Notation for quotient ring I'm wondering where the notation for the quotient of a ring by an ideal comes from.  I.e., why do we write $R/I$ to denote a ring structure on the set $\{r+I: r\in I\}$, wouldn't $R+I$ be more natural?
 A: When $A,B\subseteq R$, with $R$ a ring, it is common to write
$$A+B=\{a+b:a\in A,b\in B\}$$
This is particularly useful when $A$ and $B$ are ideals, in which case $A+B$ is also an ideal.
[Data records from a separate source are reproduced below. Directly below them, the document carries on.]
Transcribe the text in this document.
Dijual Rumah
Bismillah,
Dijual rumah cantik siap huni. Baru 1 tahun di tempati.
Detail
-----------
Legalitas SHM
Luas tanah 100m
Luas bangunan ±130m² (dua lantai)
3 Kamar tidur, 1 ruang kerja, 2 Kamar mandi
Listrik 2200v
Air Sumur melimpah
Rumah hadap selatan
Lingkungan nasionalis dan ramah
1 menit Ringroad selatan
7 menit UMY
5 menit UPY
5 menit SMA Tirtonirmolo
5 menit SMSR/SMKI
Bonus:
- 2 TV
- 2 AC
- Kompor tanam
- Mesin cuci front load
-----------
So $R+I$ already has an interpretation (although it would just be $R$).
On the other hand, if $R$ is finite, then the number of elements of $R/I$ is $|R|/|I|$. I believe this is the origin of the corresponding notation for groups (and then it makes sense to use the same notation for quotients of all types of algebraic object). 
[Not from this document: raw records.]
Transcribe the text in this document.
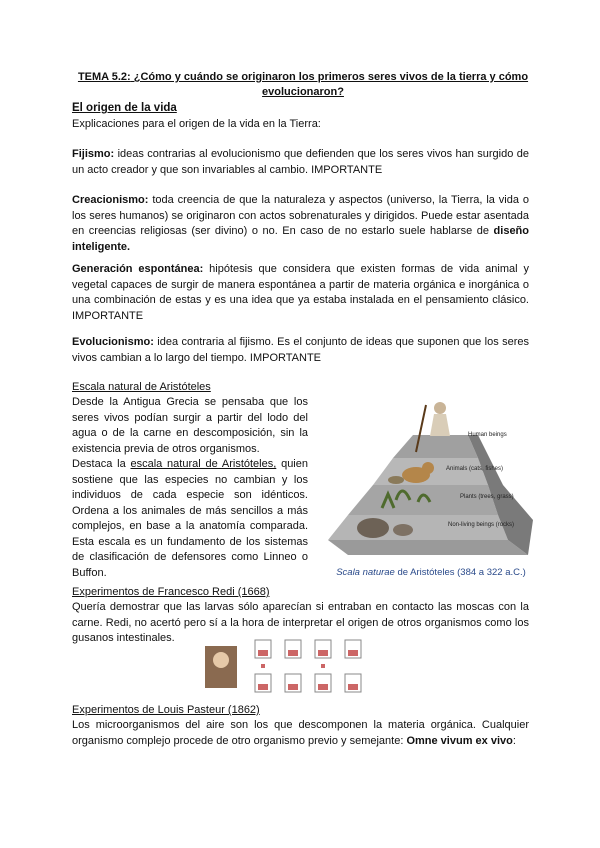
TEMA 5.2: ¿Cómo y cuándo se originaron los primeros seres vivos de la tierra y cómo evolucionaron?
El origen de la vida
Explicaciones para el origen de la vida en la Tierra:
Fijismo: ideas contrarias al evolucionismo que defienden que los seres vivos han surgido de un acto creador y que son invariables al cambio. IMPORTANTE
Creacionismo: toda creencia de que la naturaleza y aspectos (universo, la Tierra, la vida o los seres humanos) se originaron con actos sobrenaturales y dirigidos. Puede estar asentada en creencias religiosas (ser divino) o no. En caso de no estarlo suele hablarse de diseño inteligente.
Generación espontánea: hipótesis que considera que existen formas de vida animal y vegetal capaces de surgir de manera espontánea a partir de materia orgánica e inorgánica o una combinación de estas y es una idea que ya estaba instalada en el pensamiento clásico. IMPORTANTE
Evolucionismo: idea contraria al fijismo. Es el conjunto de ideas que suponen que los seres vivos cambian a lo largo del tiempo. IMPORTANTE
Escala natural de Aristóteles
Desde la Antigua Grecia se pensaba que los seres vivos podían surgir a partir del lodo del agua o de la carne en descomposición, sin la existencia previa de otros organismos.
Destaca la escala natural de Aristóteles, quien sostiene que las especies no cambian y los individuos de cada especie son idénticos. Ordena a los animales de más sencillos a más complejos, en base a la anatomía comparada. Esta escala es un fundamento de los sistemas de clasificación de defensores como Linneo o Buffon.
Human beings
Animals (cats, fishes)
Plants (trees, grass)
Non-living beings (rocks)
Scala naturae de Aristóteles (384 a 322 a.C.)
Experimentos de Francesco Redi (1668)
Quería demostrar que las larvas sólo aparecían si entraban en contacto las moscas con la carne. Redi, no acertó pero sí a la hora de interpretar el origen de otros organismos como los gusanos intestinales.
Experimentos de Louis Pasteur (1862)
Los microorganismos del aire son los que descomponen la materia orgánica. Cualquier organismo complejo procede de otro organismo previo y semejante: Omne vivum ex vivo:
A: We do so because in general what we are doing is arranging the object $R$ into equivalence classes (in such a way that the set of equivalence classes has a structure analogous to that of $R$), in a manner very similar to what happens when one takes one integer modulo another (in fact this can be reconceptualized as the quotient of the ring $\mathbb Z$ by one of its ideals $n\mathbb Z$). This is a very general operation done in many objects in mathematics, and it is almost always referred to as a quotient. Further $R + I$ in most contexts refers to something like the set of all $r + i$, where $i \in R, i \in I$, whereas $R/I$ refers to the set of equivalence classes $\hat{r}$, where $r, s \in \hat{r}$ if $r - s \in I$. This can be understood as simply $r + I$ but it is not the same as the set of ALL $r + I$ as above, because (with notation as before) $r + I$ and $s + I$ are the same thing. There is more structure there than just taking sums of things.